Dentre esses grandes pequenos momentos destaquemos como ponta de lança a atuação marcante dos atores da terceira e já quarta idade. Fernanda Montenegro que estamos acostumados a ver, em sua maioria, em papeis de mulheres sofisticadas e urbanas, encarnou sua Dona Mercedes com uma maestria que nos faz lembrar uma sacerdotisa ou sibila mítica. Sua sábia rezadeira nos deu lances emocionantes durante a trama, que vão do enfrentamento e vitória sobre a morte duas vezes (uma no começo da trama outro agora no final quando botou Zé Vitor para correr e fez seu “mal” escorrer pelas veias) a momentos de grande graça quando, como uma mocinha romântica, amarelou diante do altar onde seu noivo Josafá a esperava. E que parceria desses dois! Lembrando O amor nos tempos do cólera (ela mesma atuou na adaptação do romance de Gabo para o cinema) ou O Casarão, esses especiais amantes, mais de alma que de corpo, esperaram décadas para enfim viverem seu amor/cumplicidade/amizade especial. Ele, aquele homem cheio de dignidade e valores morais, se rende à sua amada que não consegue controlar de jeito nenhum, respeitando, mesmo cheio de medos, sua missão guiada por  “Eles”.

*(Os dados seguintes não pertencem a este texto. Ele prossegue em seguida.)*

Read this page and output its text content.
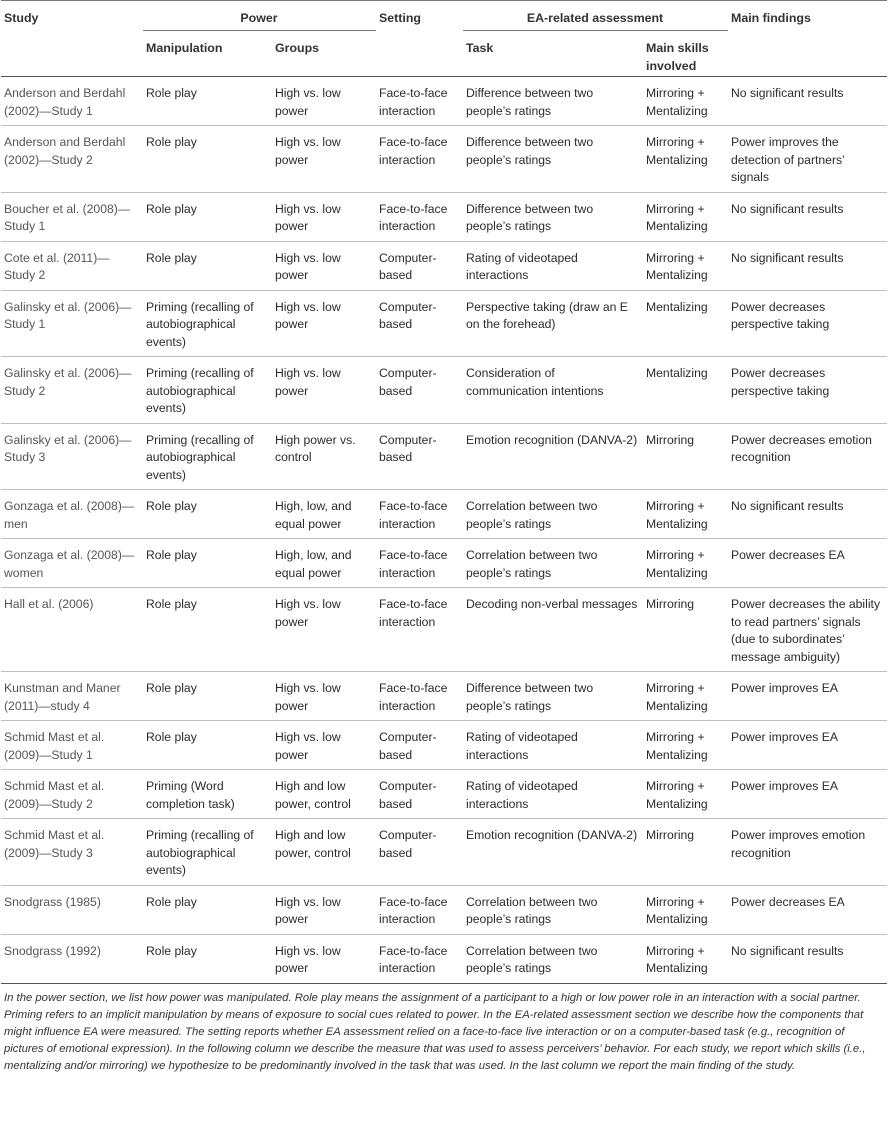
Study	Power		Setting	EA-related assessment		Main findings
	Manipulation	Groups		Task	Main skills involved	
Anderson and Berdahl (2002)—Study 1	Role play	High vs. low power	Face-to-face interaction	Difference between two people’s ratings	Mirroring + Mentalizing	No significant results
Anderson and Berdahl (2002)—Study 2	Role play	High vs. low power	Face-to-face interaction	Difference between two people’s ratings	Mirroring + Mentalizing	Power improves the detection of partners’ signals
Boucher et al. (2008)—Study 1	Role play	High vs. low power	Face-to-face interaction	Difference between two people’s ratings	Mirroring + Mentalizing	No significant results
Cote et al. (2011)—Study 2	Role play	High vs. low power	Computer-based	Rating of videotaped interactions	Mirroring + Mentalizing	No significant results
Galinsky et al. (2006)—Study 1	Priming (recalling of autobiographical events)	High vs. low power	Computer-based	Perspective taking (draw an E on the forehead)	Mentalizing	Power decreases perspective taking
Galinsky et al. (2006)—Study 2	Priming (recalling of autobiographical events)	High vs. low power	Computer-based	Consideration of communication intentions	Mentalizing	Power decreases perspective taking
Galinsky et al. (2006)—Study 3	Priming (recalling of autobiographical events)	High power vs. control	Computer-based	Emotion recognition (DANVA-2)	Mirroring	Power decreases emotion recognition
Gonzaga et al. (2008)—men	Role play	High, low, and equal power	Face-to-face interaction	Correlation between two people’s ratings	Mirroring + Mentalizing	No significant results
Gonzaga et al. (2008)—women	Role play	High, low, and equal power	Face-to-face interaction	Correlation between two people’s ratings	Mirroring + Mentalizing	Power decreases EA
Hall et al. (2006)	Role play	High vs. low power	Face-to-face interaction	Decoding non-verbal messages	Mirroring	Power decreases the ability to read partners’ signals (due to subordinates’ message ambiguity)
Kunstman and Maner (2011)—study 4	Role play	High vs. low power	Face-to-face interaction	Difference between two people’s ratings	Mirroring + Mentalizing	Power improves EA
Schmid Mast et al. (2009)—Study 1	Role play	High vs. low power	Computer-based	Rating of videotaped interactions	Mirroring + Mentalizing	Power improves EA
Schmid Mast et al. (2009)—Study 2	Priming (Word completion task)	High and low power, control	Computer-based	Rating of videotaped interactions	Mirroring + Mentalizing	Power improves EA
Schmid Mast et al. (2009)—Study 3	Priming (recalling of autobiographical events)	High and low power, control	Computer-based	Emotion recognition (DANVA-2)	Mirroring	Power improves emotion recognition
Snodgrass (1985)	Role play	High vs. low power	Face-to-face interaction	Correlation between two people’s ratings	Mirroring + Mentalizing	Power decreases EA
Snodgrass (1992)	Role play	High vs. low power	Face-to-face interaction	Correlation between two people’s ratings	Mirroring + Mentalizing	No significant results

In the power section, we list how power was manipulated. Role play means the assignment of a participant to a high or low power role in an interaction with a social partner. Priming refers to an implicit manipulation by means of exposure to social cues related to power. In the EA-related assessment section we describe how the components that might influence EA were measured. The setting reports whether EA assessment relied on a face-to-face live interaction or on a computer-based task (e.g., recognition of pictures of emotional expression). In the following column we describe the measure that was used to assess perceivers’ behavior. For each study, we report which skills (i.e., mentalizing and/or mirroring) we hypothesize to be predominantly involved in the task that was used. In the last column we report the main finding of the study.
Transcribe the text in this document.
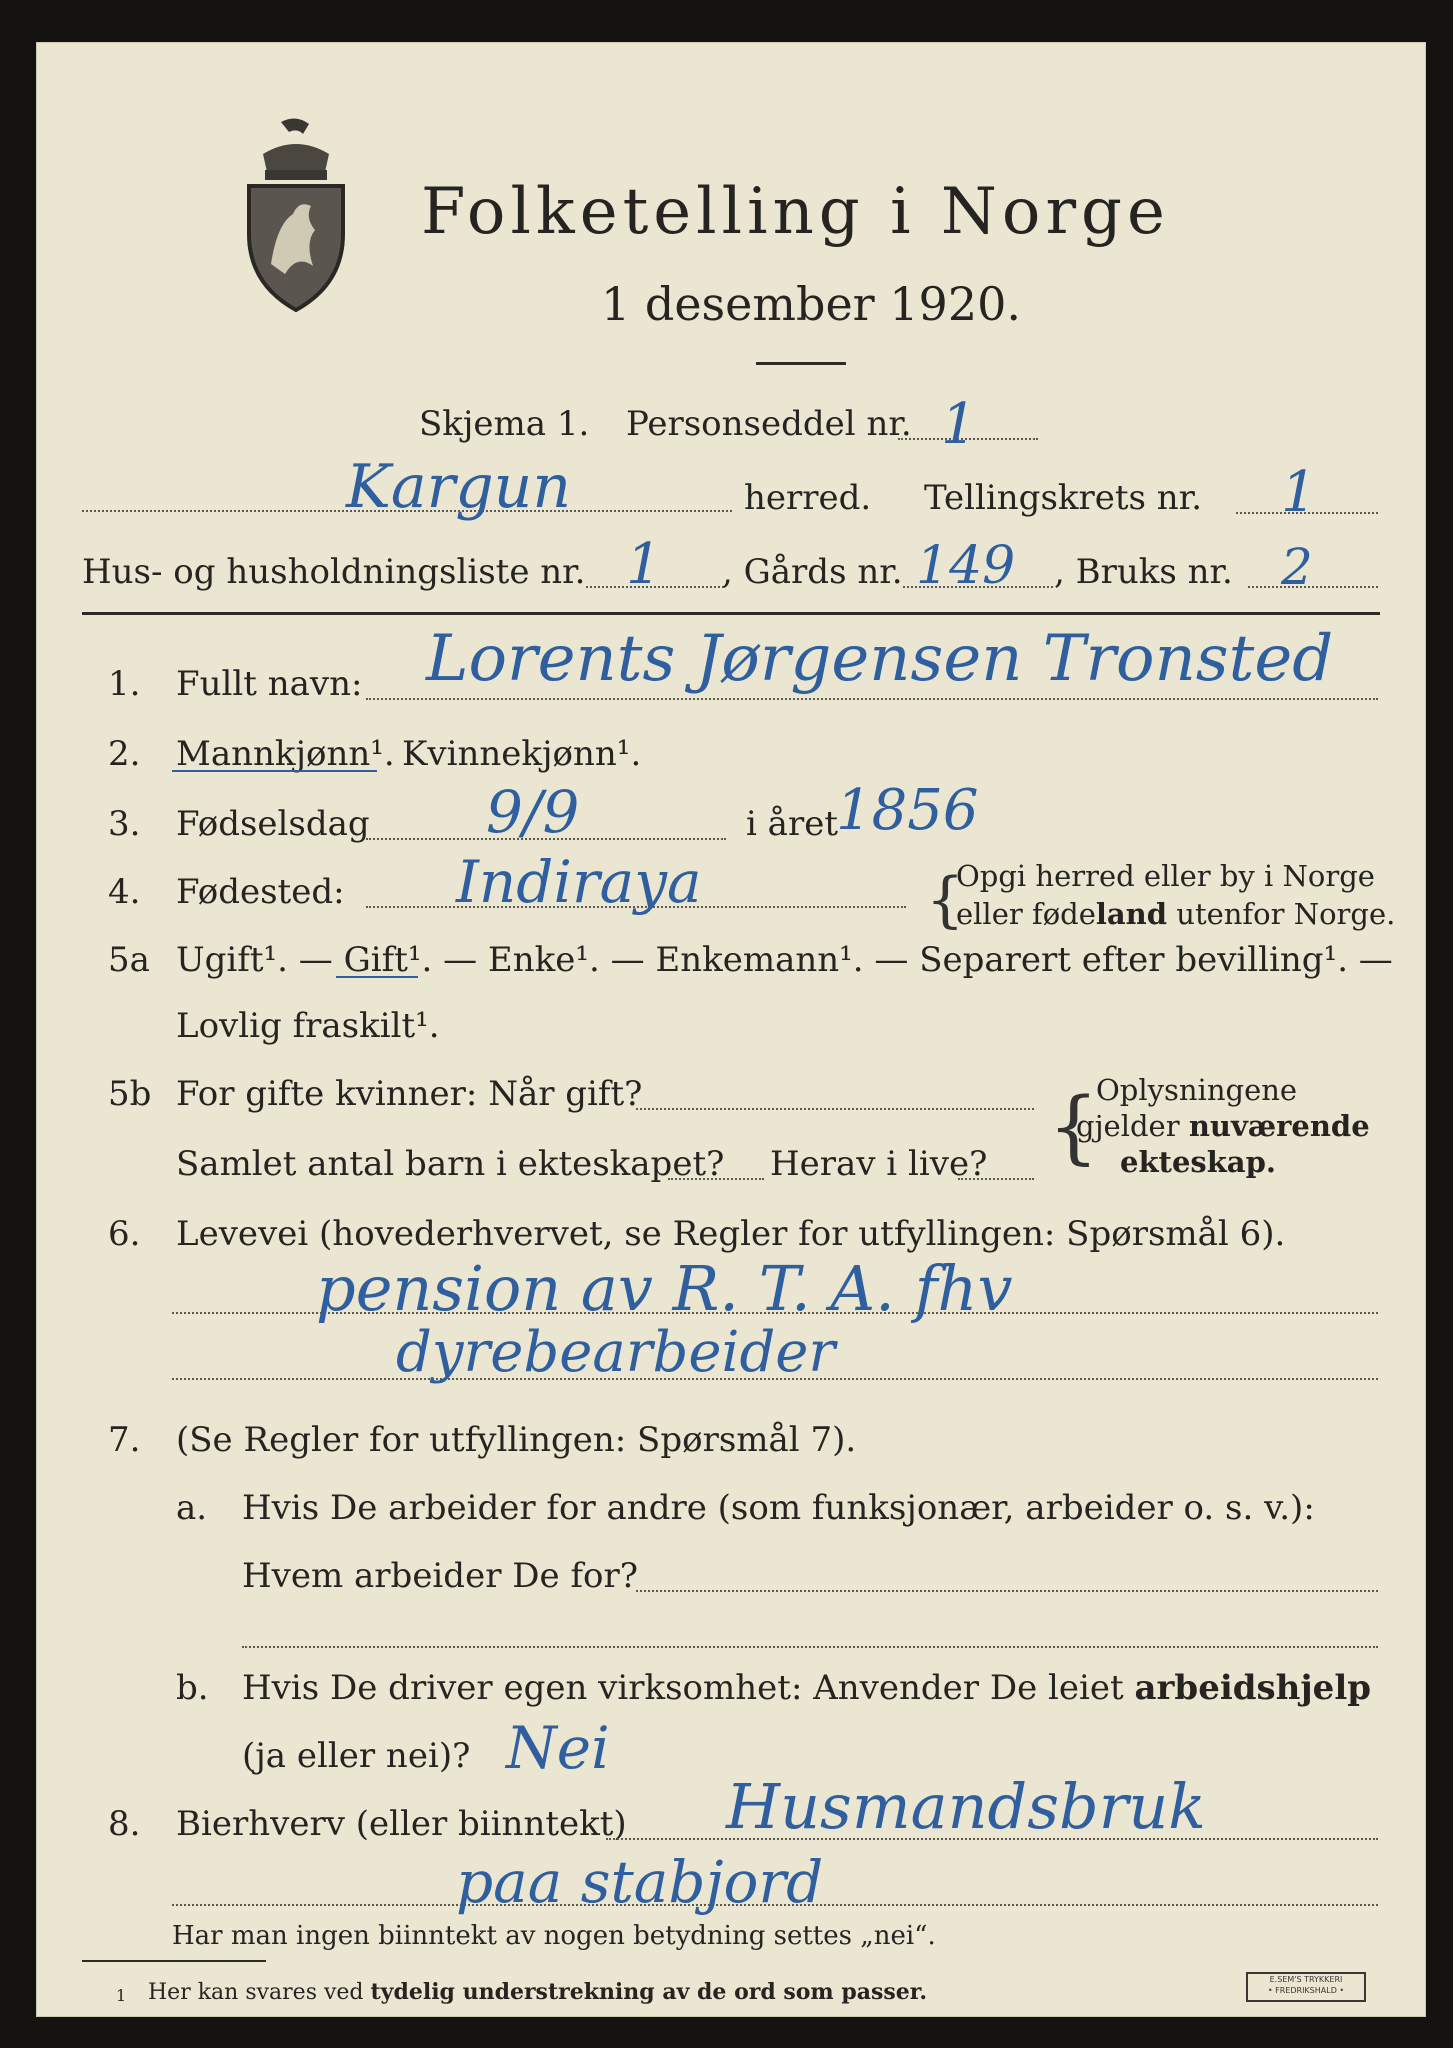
Folketelling i Norge
1 desember 1920.
Skjema 1. Personseddel nr. 1
Kargun	herred. Tellingskrets nr. 1
Hus- og husholdningsliste nr. 1 , Gårds nr. 149 , Bruks nr. 2
1. Fullt navn: Lorents Jørgensen Tronsted
2. Mannkjønn¹. Kvinnekjønn¹.
3. Fødselsdag 9/9	i året
1856
4. Fødested: Indiraya	{
Opgi herred eller by i Norge
eller fødeland utenfor Norge.
5a Ugift¹. — Gift¹. — Enke¹. — Enkemann¹. — Separert efter bevilling¹. —
Lovlig fraskilt¹.
5b For gifte kvinner: Når gift?
Samlet antal barn i ekteskapet? Herav i live? {
Oplysningene
gjelder nuværende
ekteskap.
6. Levevei (hovederhvervet, se Regler for utfyllingen: Spørsmål 6).
pension av R. T. A. fhv
dyrebearbeider
7. (Se Regler for utfyllingen: Spørsmål 7).
a. Hvis De arbeider for andre (som funksjonær, arbeider o. s. v.):
Hvem arbeider De for?
b. Hvis De driver egen virksomhet: Anvender De leiet arbeidshjelp
(ja eller nei)? Nei
8. Bierhverv (eller biinntekt) Husmandsbruk
paa stabjord
Har man ingen biinntekt av nogen betydning settes „nei“.
1 Her kan svares ved tydelig understrekning av de ord som passer.	E.SEM'S TRYKKERI
• FREDRIKSHALD •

 E Dona Caetana, a decana do time, nossa Laura Cardoso, brilhando como a experiente cafetina entre os paetês, neons e segredos da Love Chic, acho que será um dos seus grandes momentos na TV pela desenvoltura e humor que deu o tom à grande Dama da Noite. Uma espécie de Fada Madrinha controversa para as primas do Bordel que vivem seus sonhos de Gata Borralheira, mostrando que nem sempre  "fazer a vida" é uma escolha. Mas Ana Lúcia Torre, também roubou os holofotes como Dona Adneia, no seu microcosmo familiar, dentro do seu AP de onde saiu poucas vezes, refletiu tão bem as agruras de uma mãe entre o modelo ideal de família que ela acreditava ser o melhor para seu filho até aceitar a família  que o faria feliz de fato. Dentro do seu AP tivemos as cenas mais engraçadas da novela, capitaneadas por ela e na sua crença na cura gay. Sua cena essa semana de aceitação do amor entre Samuca e Cido foi muito emocionante, após muito relutar (a apneia não colou) ela os abraça formando a família possível, amor de mãe em estado bruto. E seu monólogo posterior foi golpe de mestre do autor, ela sozinha rearrumando o novo lar, ajeitando as almofadas, recolhendo os farelos do bolo e se reinventando para aceitar que a felicidade do seu Tigrão  é com Cido (Zulu também surpreendeu) e chegando a constatação óbvia que não há cura porque não há doença. Sua voz foi uma espécie de voz da consciência social para a aceitação e conciliação.


Voltando ao núcleo central da novela, a vingança de Clara, ela enfim chega ao final da novela concluindo seu plano, só falta Sofia. Já um pouco vingada pela vida e tendo que ser cuidada por Stela, a filha que sempre rejeitou. Na cadeira de rodas ela ficou da mesma altura da “aberração” e teve que olhá-la de frente. O papel de Stela também é digno de nota, suas aulas de alfabetização para adultos iluminaram sua atuação. Durante sua recuperação tem que conviver com o que sempre quis esconder, houve alguma comoção na cena em que sua filha massageava seu rosto, mas ela é má por excelência e não há redenção para a vilã serial killer. Diferentemente de Gael que vem conseguindo a regeneração porque era dual. Depois de marido agressor punido pela Lei Maria da Penha, volta a ocupar os pensamentos da mocinha nada romântica. Como bom folhetim, ficou para o final a famosa pergunta Com quem ela vai ficar? Acreditamos que com Patrick, aquele amor cavalheiresco que mudou toda a sua vida para servir Sua Senhora, mesmo sem muitas garantias do final feliz.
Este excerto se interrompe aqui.